Scène VII

Pymante, Dorise

Pymante , la prenant pour Géronte, et l’embrassant.

Ô dieux ! voici Géronte, et je le croyais mort.

Malheureux compagnon de mon funeste sort…

Dorise , croyant qu’il la prend pour Rosidor, et qu’en l’embrassant il la poignarde.
Ton œil t’abuse.
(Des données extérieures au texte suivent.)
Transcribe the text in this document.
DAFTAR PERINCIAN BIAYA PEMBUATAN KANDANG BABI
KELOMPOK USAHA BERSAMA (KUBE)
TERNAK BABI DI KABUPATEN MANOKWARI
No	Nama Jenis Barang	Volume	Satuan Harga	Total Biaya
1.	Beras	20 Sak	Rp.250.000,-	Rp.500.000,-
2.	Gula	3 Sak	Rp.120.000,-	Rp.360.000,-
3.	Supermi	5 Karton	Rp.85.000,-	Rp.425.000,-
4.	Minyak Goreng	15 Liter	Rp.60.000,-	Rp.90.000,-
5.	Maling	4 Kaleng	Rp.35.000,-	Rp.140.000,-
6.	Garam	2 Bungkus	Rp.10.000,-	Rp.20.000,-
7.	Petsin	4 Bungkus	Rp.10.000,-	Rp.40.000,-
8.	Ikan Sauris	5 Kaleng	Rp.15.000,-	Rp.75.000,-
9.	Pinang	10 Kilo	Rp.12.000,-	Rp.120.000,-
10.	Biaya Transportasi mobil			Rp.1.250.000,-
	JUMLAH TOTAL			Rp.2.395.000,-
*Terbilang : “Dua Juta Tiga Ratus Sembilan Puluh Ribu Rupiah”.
Hélas ! misérable, regarde

Qu’au lieu de Rosidor ton erreur me poignarde.

Pymante
Ne crains pas, cher ami, ce funeste accident,

Je te connais assez, je suis… Mais, impudent,

Où m’allait engager mon erreur indiscrète ?

Monsieur, pardonnez-moi la faute que j’ai faite.
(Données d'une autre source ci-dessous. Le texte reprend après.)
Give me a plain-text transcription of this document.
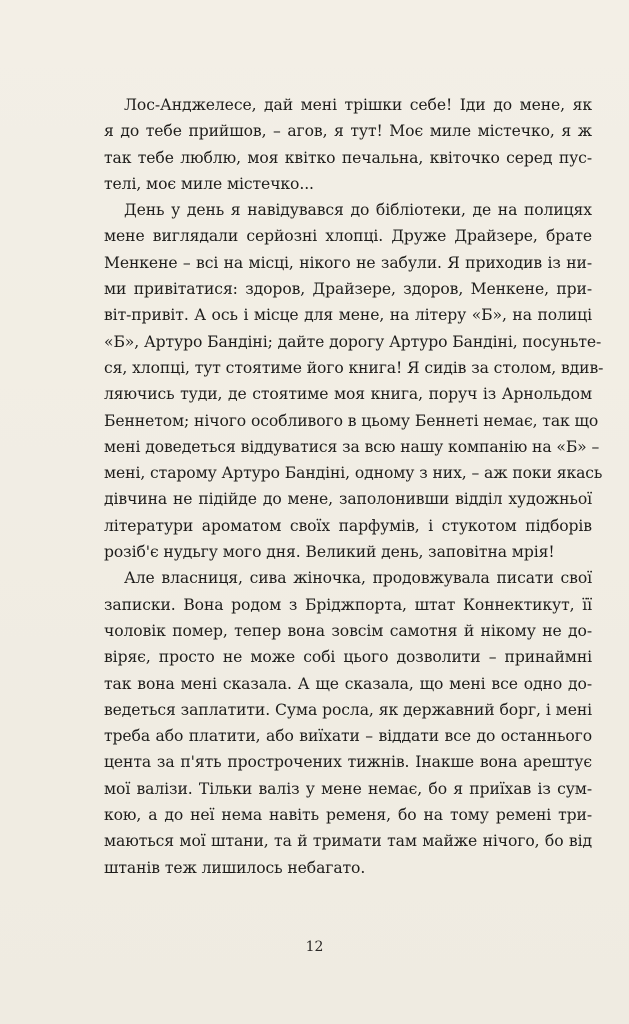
Лос-Анджелесе, дай мені трішки себе! Іди до мене, як
я до тебе прийшов, – агов, я тут! Моє миле містечко, я ж
так тебе люблю, моя квітко печальна, квіточко серед пус-
телі, моє миле містечко...
День у день я навідувався до бібліотеки, де на полицях
мене виглядали серйозні хлопці. Друже Драйзере, брате
Менкене – всі на місці, нікого не забули. Я приходив із ни-
ми привітатися: здоров, Драйзере, здоров, Менкене, при-
віт-привіт. А ось і місце для мене, на літеру «Б», на полиці
«Б», Артуро Бандіні; дайте дорогу Артуро Бандіні, посуньте-
ся, хлопці, тут стоятиме його книга! Я сидів за столом, вдив-
ляючись туди, де стоятиме моя книга, поруч із Арнольдом
Беннетом; нічого особливого в цьому Беннеті немає, так що
мені доведеться віддуватися за всю нашу компанію на «Б» –
мені, старому Артуро Бандіні, одному з них, – аж поки якась
дівчина не підійде до мене, заполонивши відділ художньої
літератури ароматом своїх парфумів, і стукотом підборів
розіб'є нудьгу мого дня. Великий день, заповітна мрія!
Але власниця, сива жіночка, продовжувала писати свої
записки. Вона родом з Бріджпорта, штат Коннектикут, її
чоловік помер, тепер вона зовсім самотня й нікому не до-
віряє, просто не може собі цього дозволити – принаймні
так вона мені сказала. А ще сказала, що мені все одно до-
ведеться заплатити. Сума росла, як державний борг, і мені
треба або платити, або виїхати – віддати все до останнього
цента за п'ять прострочених тижнів. Інакше вона арештує
мої валізи. Тільки валіз у мене немає, бо я приїхав із сум-
кою, а до неї нема навіть ременя, бо на тому ремені три-
маються мої штани, та й тримати там майже нічого, бо від
штанів теж лишилось небагато.
12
Un berger d’ici près a quitté ses brebis

Pour s’en aller au camp presqu’en pareils habits ;

Et d’abord vous prenant pour ce mien camarade,

Mes sens d’aise aveuglés ont fait cette escapade.

Ne craignez point au reste un pauvre villageois

Qui seul et désarmé court à travers ces bois.

D’un ordre assez précis l’heure presque expirée

Me défend des discours de plus longue durée.

À mon empressement pardonnez cet adieu ;

Je perdrais trop, monsieur, à tarder en ce lieu.

Dorise
Ami, qui que tu sois, si ton âme sensible

À la compassion peut se rendre accessible,

Un jeune gentilhomme implore ton secours ;

Prends pitié de mes maux pour trois ou quatre jours ;

Durant ce peu de temps, accorde une retraite

Sous ton chaume rustique à ma fuite secrète :

D’un ennemi puissant la haine me poursuit,

Et n’ayant pu qu’à peine éviter cette nuit…

Pymante
L’affaire qui me presse est assez importante

Pour ne pouvoir, monsieur, répondre à votre attente.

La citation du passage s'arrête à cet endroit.